The DCE was administered online by Knowledge Networks (KN) in March and April 2011. Respondents were recruited by e-mail invitations to members of 2 groups: the KN online panel, a panel of US households accessible for online surveys, and the RA Information, Service, and Education (RISE) group (www.risesupport.com), an opt-in patient group. Respondents were required to be age ≥18 years, capable of reading and understanding English, living in the US, having a self-reported physician diagnosis of RA, and having moderate to severe RA symptoms. The Routine Assessment of Patient Index Data, version 3 (RAPID-3), a patient self-assessment of pain, function, and overall well-being, was used to screen for respondents with moderate to severe RA. The RAPID-3 is measured on a 30-point scale, with scores of 6–11 indicating moderate RA, and scores of 12 or higher indicating severe RA.

The screening process differed between the 2 groups. Recruits from the KN online panel were screened by administering the RAPID-3 to respondents meeting the remaining inclusion criteria and excluding respondents who had a RAPID-3 score <6. Members of the RISE group completed the RAPID-3 upon joining the RISE group. E-mail invitations were sent to a random sample of RISE members who had a RAPID-3 score ≥6 at the time they joined the RISE group. Recruits from RISE were then screened for the remaining inclusion criteria. All subjects provided online informed consent.

Statistical analysis

The pattern of respondents' treatment choices was analyzed using a random-parameters logit (RPL; or mixed logit) regression model. RPL accounts for the panel nature of the data and respondent heterogeneity in preferences, and does not require the independence of irrelevant alternatives assumption ([16]). In an RPL model, the dependent variable is treatment choice and the explanatory variables are the attributes shown in Table 1. The resulting parameter estimate on each attribute level quantifies the marginal utility of a change in that attribute, which we refer to as the preference weight, or relative preference, for that attribute level ([16-18]). Because all attributes, except for mode of administration (i.e., injections or infusions), have numeric levels, these attributes were specified as continuous variables. To empirically determine the appropriate functional form of each one of the continuous variables, we used a Box-Cox estimator, which approximates the functional form that provides the best model fit for each of the continuous variables ([19]). These functional forms were then used in the RPL model. The parameter estimate for each of the attributes represented using a continuous variable represents the relative preference for a 1-unit change in the numeric value of the transformed attribute level.

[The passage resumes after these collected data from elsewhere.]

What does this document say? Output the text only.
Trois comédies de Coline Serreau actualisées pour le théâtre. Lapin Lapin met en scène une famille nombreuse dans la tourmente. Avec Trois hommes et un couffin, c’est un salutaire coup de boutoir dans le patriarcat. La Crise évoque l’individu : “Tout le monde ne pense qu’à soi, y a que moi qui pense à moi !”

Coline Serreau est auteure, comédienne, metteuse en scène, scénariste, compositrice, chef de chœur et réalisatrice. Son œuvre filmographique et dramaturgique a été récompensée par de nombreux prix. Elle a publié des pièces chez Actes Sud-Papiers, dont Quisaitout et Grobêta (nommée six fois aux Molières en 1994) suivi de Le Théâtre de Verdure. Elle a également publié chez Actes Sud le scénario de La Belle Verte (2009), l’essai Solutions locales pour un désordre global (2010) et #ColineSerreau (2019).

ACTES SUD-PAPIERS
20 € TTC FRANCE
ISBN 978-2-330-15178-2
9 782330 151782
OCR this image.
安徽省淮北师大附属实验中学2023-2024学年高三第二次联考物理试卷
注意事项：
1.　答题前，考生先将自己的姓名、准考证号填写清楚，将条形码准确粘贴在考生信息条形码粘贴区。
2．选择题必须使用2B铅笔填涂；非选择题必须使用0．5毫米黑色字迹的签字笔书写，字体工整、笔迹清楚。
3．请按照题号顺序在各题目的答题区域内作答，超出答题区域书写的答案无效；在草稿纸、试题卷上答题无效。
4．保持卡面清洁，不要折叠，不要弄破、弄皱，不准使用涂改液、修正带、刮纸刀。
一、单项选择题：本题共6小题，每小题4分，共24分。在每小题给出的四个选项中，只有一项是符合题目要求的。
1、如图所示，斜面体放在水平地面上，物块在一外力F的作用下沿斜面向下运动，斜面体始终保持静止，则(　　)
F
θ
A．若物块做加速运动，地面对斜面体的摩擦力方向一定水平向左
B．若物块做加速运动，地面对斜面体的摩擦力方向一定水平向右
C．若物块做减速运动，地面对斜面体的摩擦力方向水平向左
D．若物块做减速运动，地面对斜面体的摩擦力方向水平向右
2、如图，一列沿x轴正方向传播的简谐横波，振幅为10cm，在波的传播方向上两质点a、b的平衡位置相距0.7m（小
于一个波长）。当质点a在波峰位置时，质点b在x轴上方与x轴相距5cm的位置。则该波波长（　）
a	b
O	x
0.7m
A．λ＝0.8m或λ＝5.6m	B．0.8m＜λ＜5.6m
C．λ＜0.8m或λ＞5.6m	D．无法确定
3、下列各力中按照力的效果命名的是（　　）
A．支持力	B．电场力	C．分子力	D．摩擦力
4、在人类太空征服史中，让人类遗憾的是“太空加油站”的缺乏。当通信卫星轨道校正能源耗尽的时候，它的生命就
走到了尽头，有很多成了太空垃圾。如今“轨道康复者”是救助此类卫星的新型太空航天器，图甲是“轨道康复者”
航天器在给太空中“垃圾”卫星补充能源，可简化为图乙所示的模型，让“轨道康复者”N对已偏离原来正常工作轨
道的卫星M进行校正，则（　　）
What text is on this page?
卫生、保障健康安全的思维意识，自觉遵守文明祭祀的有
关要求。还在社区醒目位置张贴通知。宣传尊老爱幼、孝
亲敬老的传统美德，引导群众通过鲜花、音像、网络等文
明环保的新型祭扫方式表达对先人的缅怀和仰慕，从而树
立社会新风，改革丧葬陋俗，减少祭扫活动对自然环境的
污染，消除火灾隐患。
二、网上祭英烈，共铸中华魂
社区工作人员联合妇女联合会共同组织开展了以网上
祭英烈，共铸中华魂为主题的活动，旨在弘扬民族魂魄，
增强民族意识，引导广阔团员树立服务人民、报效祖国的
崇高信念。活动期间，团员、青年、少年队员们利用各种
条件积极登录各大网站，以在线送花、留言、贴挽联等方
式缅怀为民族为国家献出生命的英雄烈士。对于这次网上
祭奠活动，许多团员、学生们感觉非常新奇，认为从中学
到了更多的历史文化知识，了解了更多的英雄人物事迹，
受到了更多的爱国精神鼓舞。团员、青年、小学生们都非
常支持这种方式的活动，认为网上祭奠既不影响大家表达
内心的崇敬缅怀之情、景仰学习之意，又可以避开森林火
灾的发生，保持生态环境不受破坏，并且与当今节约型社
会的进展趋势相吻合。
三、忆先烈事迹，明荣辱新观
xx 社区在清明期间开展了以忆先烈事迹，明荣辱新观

Mode of administration was set equal to 1 if a treatment profile included injections and 0 if a treatment profile included infusions. Therefore, the parameter estimate for mode of administration indicates the relative preference for injections relative to infusions.

Each attribute in the model had a random parameter assumed to be normally distributed. All analyses were conducted using NLOGIT 4.0 (Econometric Software).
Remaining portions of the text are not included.